On 01/30/2018 01:33 PM, email@example.com wrote:
AFAICS, one problem is that the padded view didn't come with the matching down stream usage support, the pack function as mentioned, an alternative way to convert to a standard ndarray, copy doesn't get rid of the padding and so on.
eg. another mailing list thread I just found with the same problem http://numpy-discussion.10968.n7.nabble.com/view-of-recarray-issue-td32001.h...
quoting Ralf: Question: is that really the recommended way to get an (N, 2) size float array from two columns of a larger record array? If so, why isn't there a better way? If you'd want to write to that (N, 2) array you have to append a copy, making it even uglier. Also, then there really should be tests for views in test_records.py.
This "better way" never showed up, AFAIK. And it looks like we came back to this problem every few years.

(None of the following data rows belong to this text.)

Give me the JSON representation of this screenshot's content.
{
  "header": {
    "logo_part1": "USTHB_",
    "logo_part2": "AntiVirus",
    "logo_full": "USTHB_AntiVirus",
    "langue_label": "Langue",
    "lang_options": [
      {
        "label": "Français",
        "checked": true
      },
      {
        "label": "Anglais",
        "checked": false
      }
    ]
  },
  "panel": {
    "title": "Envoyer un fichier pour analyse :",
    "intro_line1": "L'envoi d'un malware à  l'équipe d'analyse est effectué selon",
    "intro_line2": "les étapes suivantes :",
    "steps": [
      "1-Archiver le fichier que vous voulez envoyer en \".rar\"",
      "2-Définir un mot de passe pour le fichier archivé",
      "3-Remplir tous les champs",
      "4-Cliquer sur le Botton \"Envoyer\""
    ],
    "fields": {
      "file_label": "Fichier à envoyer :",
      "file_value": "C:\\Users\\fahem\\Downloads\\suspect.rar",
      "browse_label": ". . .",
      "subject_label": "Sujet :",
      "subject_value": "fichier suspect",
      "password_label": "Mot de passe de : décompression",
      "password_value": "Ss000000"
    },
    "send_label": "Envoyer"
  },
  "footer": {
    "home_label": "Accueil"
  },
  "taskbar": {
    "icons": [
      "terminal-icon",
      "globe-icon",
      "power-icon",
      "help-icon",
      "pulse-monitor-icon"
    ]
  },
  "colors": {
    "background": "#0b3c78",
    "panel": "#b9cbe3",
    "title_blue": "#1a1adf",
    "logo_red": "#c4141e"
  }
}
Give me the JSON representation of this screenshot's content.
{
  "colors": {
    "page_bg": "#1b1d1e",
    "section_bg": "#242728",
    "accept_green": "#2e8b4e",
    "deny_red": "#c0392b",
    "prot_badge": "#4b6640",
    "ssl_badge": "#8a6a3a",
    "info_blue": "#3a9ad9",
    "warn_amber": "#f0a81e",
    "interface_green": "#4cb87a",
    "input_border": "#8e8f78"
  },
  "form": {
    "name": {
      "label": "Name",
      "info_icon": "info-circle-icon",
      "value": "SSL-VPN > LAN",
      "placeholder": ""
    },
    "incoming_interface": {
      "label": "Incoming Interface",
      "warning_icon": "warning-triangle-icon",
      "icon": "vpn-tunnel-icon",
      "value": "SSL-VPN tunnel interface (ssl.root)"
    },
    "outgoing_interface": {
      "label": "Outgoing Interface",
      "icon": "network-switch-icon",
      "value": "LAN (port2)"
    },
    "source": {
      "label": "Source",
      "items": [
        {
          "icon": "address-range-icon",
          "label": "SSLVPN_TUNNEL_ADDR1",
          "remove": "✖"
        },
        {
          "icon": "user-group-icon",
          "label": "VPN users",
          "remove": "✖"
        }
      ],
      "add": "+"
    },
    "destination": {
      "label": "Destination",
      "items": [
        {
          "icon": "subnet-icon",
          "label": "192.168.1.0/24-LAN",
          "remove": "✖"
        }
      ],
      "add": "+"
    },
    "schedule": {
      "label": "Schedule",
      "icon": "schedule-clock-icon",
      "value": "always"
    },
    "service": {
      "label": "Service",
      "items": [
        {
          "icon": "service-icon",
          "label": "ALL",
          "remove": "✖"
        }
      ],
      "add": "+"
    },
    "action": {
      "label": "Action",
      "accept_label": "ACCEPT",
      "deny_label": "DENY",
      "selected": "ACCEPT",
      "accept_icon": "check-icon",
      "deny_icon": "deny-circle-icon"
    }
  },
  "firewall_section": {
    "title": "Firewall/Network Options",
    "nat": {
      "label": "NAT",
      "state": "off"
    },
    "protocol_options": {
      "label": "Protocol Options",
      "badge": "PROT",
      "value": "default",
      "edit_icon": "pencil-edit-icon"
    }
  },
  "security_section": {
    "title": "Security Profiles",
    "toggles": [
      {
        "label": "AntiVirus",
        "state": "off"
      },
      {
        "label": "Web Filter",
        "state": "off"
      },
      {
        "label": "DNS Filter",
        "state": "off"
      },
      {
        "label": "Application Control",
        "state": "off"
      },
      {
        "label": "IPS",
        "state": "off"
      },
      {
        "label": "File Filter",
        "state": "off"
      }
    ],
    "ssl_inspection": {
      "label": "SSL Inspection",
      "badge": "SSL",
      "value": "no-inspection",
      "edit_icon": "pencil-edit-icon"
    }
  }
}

Since we are at least pushing off this change to a later release (1.15?), we have some time to prepare/catch up.
What can we add to numpy.lib.recfunctions to make the multi-field copy->view change smoother? We have discussed at least two functions:
* repack_fields - rearrange the memory layout of a structured array to add/remove padding between fields
* structured_to_unstructured - turns a n-D structured array into an (n+1)-D unstructured ndarray, whose dtype is the highest common type of all the fields. May want the inverse function too.
We might also consider
* apply_along_fields(arr, method) - applies the method along the "field" axis, equivalent to something like method(struct_to_unstructured(arr), axis=-1)
I think these are pretty minimal and shouldn't be too hard to implement.